Trattavasi di una matura signora della matematica, che già come materia ha un certo non so che di inquisitorio e di naturalmente minaccioso nei confronti delle libertà personali e lei, in soprannumero, aggiungeva di suo una struttura fisica certamente autorevole, se non addirittura invasiva e finanche intimidatoria.
Fatto sta che con noi maschi aveva comportamenti debordanti dalla semplice maternità, che ogni donna potrebbe tendere ad esercitare su una popolazioni di giovani virgulti di scuola media, a veri e propri atteggiamenti di possesso .
A volte, accalorata in una dimostrazione quasi bocca a bocca con uno qualsiasi di noi, ci offriva vertiginosi sprofondamenti visivi negli abissi del suo reggiseno, o, che so, amorevolmente seduta accanto al prescelto, ci concedeva generose esplorazioni nel cosmo notturno delle sue cosce. Seno, cosce, ventre e natiche che poi, nelle più diverse occasioni che il furore didattico può offrire, venivano spesso e volentieri (non sia detto a sua onta) generosamente appoggiati e lasciati valutare alle nostre mani, quando non alle più svariate parti dei nostri giovani corpi.

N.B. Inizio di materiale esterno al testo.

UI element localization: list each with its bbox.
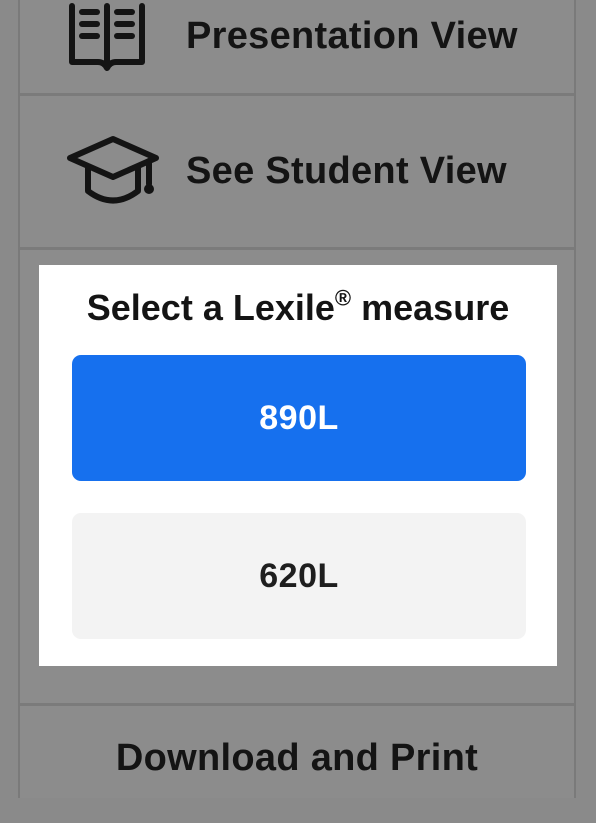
lexile-title: Select a Lexile® measure [39,287,557,329]
lexile-title-text: Select a Lexile [86,287,335,328]
presentation-view-button[interactable]: Presentation View [20,0,574,96]
student-view-button[interactable]: See Student View [20,96,574,250]
registered-mark: ® [334,285,352,311]
lexile-option-620l[interactable]: 620L [72,513,526,639]
presentation-view-label: Presentation View [186,15,518,57]
download-and-print-label: Download and Print [115,737,479,779]
student-view-label: See Student View [186,150,507,192]
download-and-print-button[interactable]: Download and Print [20,703,574,823]
lexile-title-suffix: measure [351,287,510,328]
lexile-selector: Select a Lexile® measure 890L 620L [39,265,557,666]
open-book-icon [66,2,148,72]
graduation-cap-icon [66,134,160,210]
lexile-option-890l[interactable]: 890L [72,355,526,481]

Più d’uno di noi arrivò naturalmente ad immaginare le sue mani afferrare distrattamente i nostri cosini ed ebbe a sperimentare il primo orgasmo in occasione di una di queste accorate ed infusive (od effusive per noi) spiegazioni cick to cick.

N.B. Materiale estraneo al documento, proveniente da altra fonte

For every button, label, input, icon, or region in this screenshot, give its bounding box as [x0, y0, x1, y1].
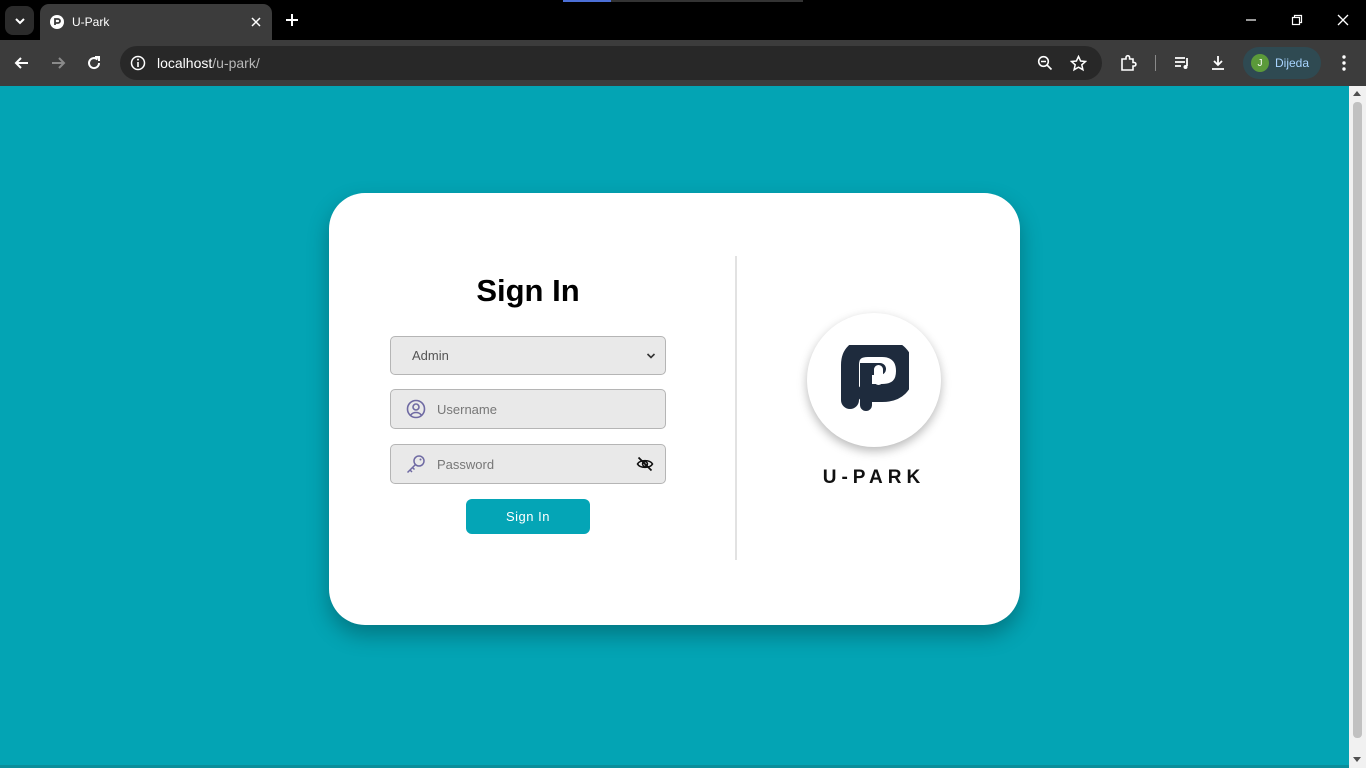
avatar: J	[1251, 54, 1269, 72]
download-icon[interactable]	[1207, 52, 1229, 74]
minimize-button[interactable]	[1233, 6, 1269, 34]
zoom-out-icon[interactable]	[1035, 53, 1055, 73]
arrow-left-icon	[14, 57, 28, 69]
brand-name: U-PARK	[822, 467, 926, 488]
login-card: Sign In Admin Username Password Sign In …	[329, 193, 1020, 625]
u-park-logo	[807, 313, 941, 447]
close-window-button[interactable]	[1325, 6, 1361, 34]
plus-icon	[286, 14, 298, 26]
url-path: /u-park/	[212, 55, 260, 71]
scroll-up-arrow-icon[interactable]	[1353, 91, 1361, 96]
role-select[interactable]: Admin	[390, 336, 666, 375]
tab-search-button[interactable]	[5, 6, 34, 35]
three-dots-icon[interactable]	[1333, 52, 1355, 74]
u-park-favicon-icon	[50, 15, 64, 29]
loading-indicator	[563, 0, 803, 2]
reload-button[interactable]	[81, 50, 107, 76]
restore-icon	[1291, 14, 1303, 26]
star-icon[interactable]	[1068, 53, 1088, 73]
browser-tab[interactable]: U-Park	[40, 4, 272, 40]
password-field[interactable]: Password	[390, 444, 666, 484]
eye-slash-icon[interactable]	[634, 453, 656, 475]
profile-button[interactable]: J Dijeda	[1243, 47, 1321, 79]
chevron-down-icon	[641, 346, 661, 366]
username-field[interactable]: Username	[390, 389, 666, 429]
vertical-divider	[735, 256, 737, 560]
page-title: Sign In	[476, 273, 580, 308]
tab-strip: U-Park	[0, 0, 1366, 40]
toolbar-divider	[1155, 55, 1156, 71]
media-queue-icon[interactable]	[1171, 52, 1193, 74]
minimize-icon	[1246, 19, 1256, 21]
info-icon[interactable]	[128, 53, 148, 73]
url-text[interactable]: localhost/u-park/	[157, 55, 260, 71]
username-input[interactable]: Username	[437, 402, 665, 417]
address-bar[interactable]: localhost/u-park/	[120, 46, 1102, 80]
key-icon	[404, 452, 428, 476]
new-tab-button[interactable]	[280, 8, 304, 32]
browser-toolbar: localhost/u-park/ J Dijeda	[0, 40, 1366, 86]
scroll-thumb[interactable]	[1353, 102, 1362, 738]
chevron-down-icon	[14, 17, 25, 24]
close-tab-icon[interactable]	[246, 12, 266, 32]
forward-button[interactable]	[45, 50, 71, 76]
close-icon	[1337, 14, 1349, 26]
parking-p-icon	[841, 345, 909, 411]
profile-name: Dijeda	[1275, 56, 1310, 70]
user-circle-icon	[404, 397, 428, 421]
arrow-right-icon	[52, 57, 66, 69]
puzzle-icon[interactable]	[1117, 52, 1139, 74]
back-button[interactable]	[9, 50, 35, 76]
reload-icon	[88, 56, 101, 70]
sign-in-button[interactable]: Sign In	[466, 499, 590, 534]
page-scrollbar[interactable]	[1349, 86, 1366, 768]
tab-title: U-Park	[72, 15, 110, 29]
password-input[interactable]: Password	[437, 457, 634, 472]
scroll-down-arrow-icon[interactable]	[1353, 757, 1361, 762]
url-host: localhost	[157, 55, 213, 71]
restore-button[interactable]	[1279, 6, 1315, 34]
role-select-value: Admin	[412, 348, 449, 363]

Quando poi si ritraeva dalla spiegazione-amplesso verso una più distaccata ma pur sempre onnivora lezione ex cathedra o ex lavagna, molti di noi non potevano impedire alla propria fantasia di immaginare le straripanti grazie che gli abiti facevano sempre fatica a contenerle.
Che fosse Giovanni o Giuseppe il richiamato all’attenzione, in effetti tutti ci sentivamo chiamati. Ma non tanto ad una attenzione matematica quanto alla concentrazione su di un coito che chiaramente nessuno di noi poteva immaginare interruptus e continuava quindi bellamente a procurare alle nostre facce un aspetto estatico che non poteva, a nostro sia pur incerto avviso, non avere un corrispettivo di soddisfazione nella nostra insegnante.

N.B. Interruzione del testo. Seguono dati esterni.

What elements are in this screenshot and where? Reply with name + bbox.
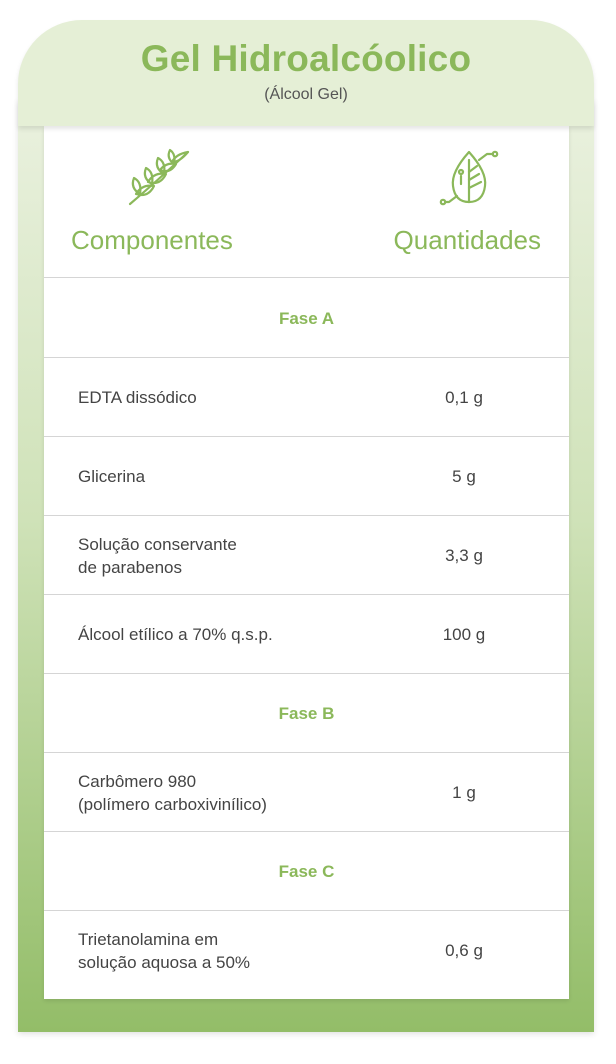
column-header: Componentes Quantidades: [44, 126, 569, 278]
phase-label: Fase B: [278, 704, 335, 723]
recipe-table: Componentes Quantidades Fase A EDTA dissó…: [44, 126, 569, 999]
component-name: Carbômero 980 (polímero carboxivinílico): [78, 771, 267, 814]
component-name: Solução conservante de parabenos: [78, 534, 237, 577]
component-name: Trietanolamina em solução aquosa a 50%: [78, 929, 251, 972]
page-title: Gel Hidroalcóolico: [140, 38, 472, 79]
phase-row: Fase C: [44, 832, 569, 911]
table-row: EDTA dissódico 0,1 g: [44, 358, 569, 437]
phase-label: Fase C: [278, 862, 335, 881]
component-name: EDTA dissódico: [78, 388, 197, 407]
component-name: Álcool etílico a 70% q.s.p.: [78, 625, 273, 644]
table-row: Trietanolamina em solução aquosa a 50% 0,…: [44, 911, 569, 990]
table-row: Solução conservante de parabenos 3,3 g: [44, 516, 569, 595]
component-quantity: 1 g: [452, 782, 476, 802]
phase-row: Fase B: [44, 674, 569, 753]
header-banner: Gel Hidroalcóolico (Álcool Gel): [18, 20, 594, 126]
table-row: Glicerina 5 g: [44, 437, 569, 516]
eco-leaf-icon: [439, 150, 499, 206]
page-subtitle: (Álcool Gel): [264, 86, 348, 103]
component-name: Glicerina: [78, 467, 146, 486]
leaves-icon: [128, 148, 190, 206]
component-quantity: 3,3 g: [445, 545, 483, 565]
component-quantity: 5 g: [452, 466, 476, 486]
table-row: Álcool etílico a 70% q.s.p. 100 g: [44, 595, 569, 674]
component-quantity: 0,6 g: [445, 940, 483, 960]
phase-label: Fase A: [278, 309, 335, 328]
phase-row: Fase A: [44, 279, 569, 358]
component-quantity: 100 g: [442, 624, 486, 644]
table-row: Carbômero 980 (polímero carboxivinílico)…: [44, 753, 569, 832]
column-label-quantities: Quantidades: [393, 225, 541, 255]
component-quantity: 0,1 g: [445, 387, 483, 407]
column-label-components: Componentes: [71, 225, 233, 255]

Quando, al termine di un compito in classe, chiamava noi maschi, lo faceva con tale meticolosa e sapiente particolarità che molti di noi avevano l’impressione d’esser chiamati a denudarsi ed entrarle direttamente fra le cosce.
E anche i nostri sogni notturni erano spesso lunghi deliqui di immaginazione: legati ai nostri letti aspettavamo la visita della professoressa e le sue immense tette che avremmo dovuto a lungo ciucciare per ottenere almeno la sufficienza. Per un sette poi eravamo obbligati a sottoporci ad un rapporto completo, lasciandoci docilmente montare dalla signora fino alla polluzione che regolarmente ci fradiciava il ventre o le lenzuola, a seconda della posizione prevalente della nottata.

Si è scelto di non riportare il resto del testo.